从元组列表创建嵌套字典

Question

Given a list called outlines containing tuples: (level, title), create a nested dictionary with depth based on the level and key value based on the title.

Example list:
[(1, Abstract)
(2, Background)
(2, Methods)
(2, Results)
(3, Statistics)
(3, Images)
(1, Introduction)]

This should output:

{
"Abstract": {
    "Background": {}, 
    "Methods": {}, 
    "Results": {
        "Statistics": {},
        "Images": {}
    }
},
"Introduction": {}
}

So far I've tried a recursive solution but so far has resulted in untraceable erroneous behavior. This is the best solution I've come up with so far, but I have trouble preventing duplicates in different levels due to the predefined for-loop:

def structure(outlines, current_level=1, previous_title=''):
    section = dict()
    for i, (level, title) in enumerate(outlines):
        if level == current_level:
            section[title] = {}
            previous_title = title
        elif level > current_level:
            section[previous_title] = structure(outlines[i:], level)
        elif level < current_level:
            pass # Unknown
    return section

Any tips?

Answer 1

Assuming that the order matters then this would work:

generator = [
    (1, 'Abstract'),
    (2, 'Background'),
    (2, 'Methods'),
    (2, 'Results'),
    (3, 'Statistics'),
    (3, 'Images'),
    (1, 'Introduction')
]

# keep track of latest place in the dict
current_tree = []

# dict that you want to generate
d = {}

for i, value in generator:

    # if this, then you are at the highest level
    # so just add your value at the top
    if current_tree==[] or i==1:
        d[value] = {}
        current_tree = [value]

    # otherwise go back in the tree and add your value
    else:

        tmp_d = d
        for key in current_tree[:i-1]:
            tmp_d = tmp_d[key]

        tmp_d[value] = {}

        current_tree = current_tree[:i] + [value]

This returns:

{'Abstract': {'Background': {'Images': {}, 'Statistics': {}},
              'Methods': {},
              'Results': {}},
 'Introduction': {}}

Answer 2

This is my recursive solution:

import json
inlist = [
    (1, "Abstract"),
    (2, "Background"),
    (2, "Methods"),
    (2, "Results"),
    (3, "Statistics"),
    (3, "Images"),
    (1, "Introduction"),
]

out = dict()
# IMPORTANT: Dictionaries are ordered in Python 3.6 (under the CPython implementation at least) unlike in previous incarnations.
def addElem(dest_level, new_elem, current_container, current_level=1):
    # list(current_container.keys())[-1] gets the most recently added element at the current level.
    if (current_level < dest_level):
        addElem(dest_level, new_elem, current_container[list(current_container.keys())[-1]], current_level+1)
    else:
        current_container[new_elem] = dict()

for el in inlist:
    addElem(el[0], el[1], out)

print(json.dumps(out, indent=2))

Output:

{
  "Abstract": {
    "Background": {},
    "Methods": {},
    "Results": {
      "Statistics": {},
      "Images": {}
    }
  },
  "Introduction": {}
}

Answer 3

We already have a working solution thanks to John R. Paul, but I wanted a solution which doesn't rely on dictionaries being ordered. As an added bonus, the solution is non-recursive (although John R. Paul's solution is tail-recursive and thus can be trivially rewritten to use a while loop).

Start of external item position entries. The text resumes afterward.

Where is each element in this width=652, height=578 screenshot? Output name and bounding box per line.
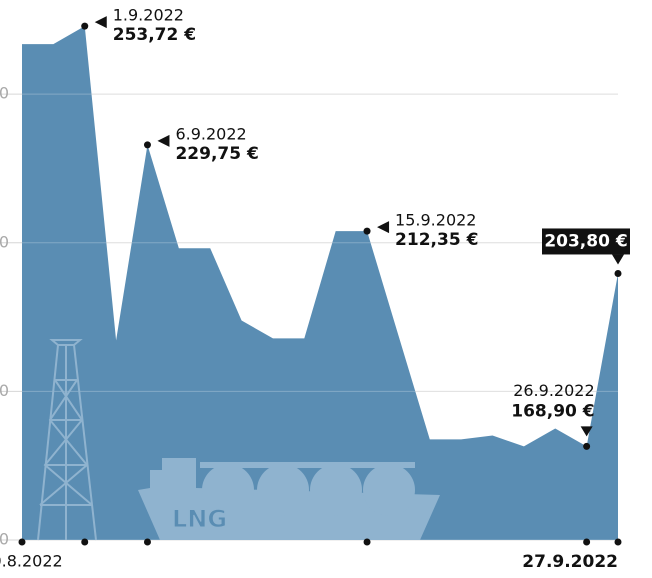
- area: [22, 26, 618, 541]
- y-tick-label: 150: [0, 530, 9, 549]
- ship-label: LNG: [172, 505, 227, 533]
- annotation-date: 15.9.2022: [395, 211, 476, 230]
- annotation-date: 1.9.2022: [113, 6, 184, 25]
- y-tick-label: 210: [0, 232, 9, 251]
- pointer: [94, 16, 107, 29]
- illustration: LNG: [37, 339, 440, 541]
- axis-dot: [18, 538, 26, 546]
- pointer: [580, 426, 593, 437]
- pointer: [157, 134, 170, 147]
- axis-dot: [614, 538, 622, 546]
- value-label: 253,72 €: [113, 25, 196, 45]
- point: [81, 22, 89, 30]
- value-label: 212,35 €: [395, 230, 478, 250]
- annotation-date: 26.9.2022: [513, 381, 594, 400]
- annotation-date: 6.9.2022: [175, 124, 246, 143]
- pointer: [612, 254, 624, 265]
- x-tick-label: 30.8.2022: [0, 552, 63, 571]
- point: [583, 442, 591, 450]
- point: [614, 269, 622, 277]
- value-label: 168,90 €: [511, 401, 594, 421]
- y-tick-label: 240: [0, 84, 9, 103]
- pointer: [377, 221, 390, 234]
- axis-dot: [143, 538, 151, 546]
- value-label: 229,75 €: [175, 144, 258, 164]
- x-tick-label: 27.9.2022: [522, 552, 618, 572]
- value-label: 203,80 €: [544, 231, 627, 251]
- axis-dot: [583, 538, 591, 546]
- axis-dot: [363, 538, 371, 546]
- point: [363, 227, 371, 235]
- y-tick-label: 180: [0, 381, 9, 400]
- point: [143, 141, 151, 149]
- label-box: [542, 228, 630, 255]
- axis-dot: [81, 538, 89, 546]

def add_all(generator_of_pairs):
    stack = [{}]
    for (level, name) in generator_of_pairs:
        del stack[level:]
        new_dict = {}
        stack[level - 1][name] = new_dict
        stack.append(new_dict)
    return stack[0]

Note that this solution assumes that nesting levels cannot increase by more than 1 from 1 element to the next - but hopefully it should be obvious that this assumption is necessary.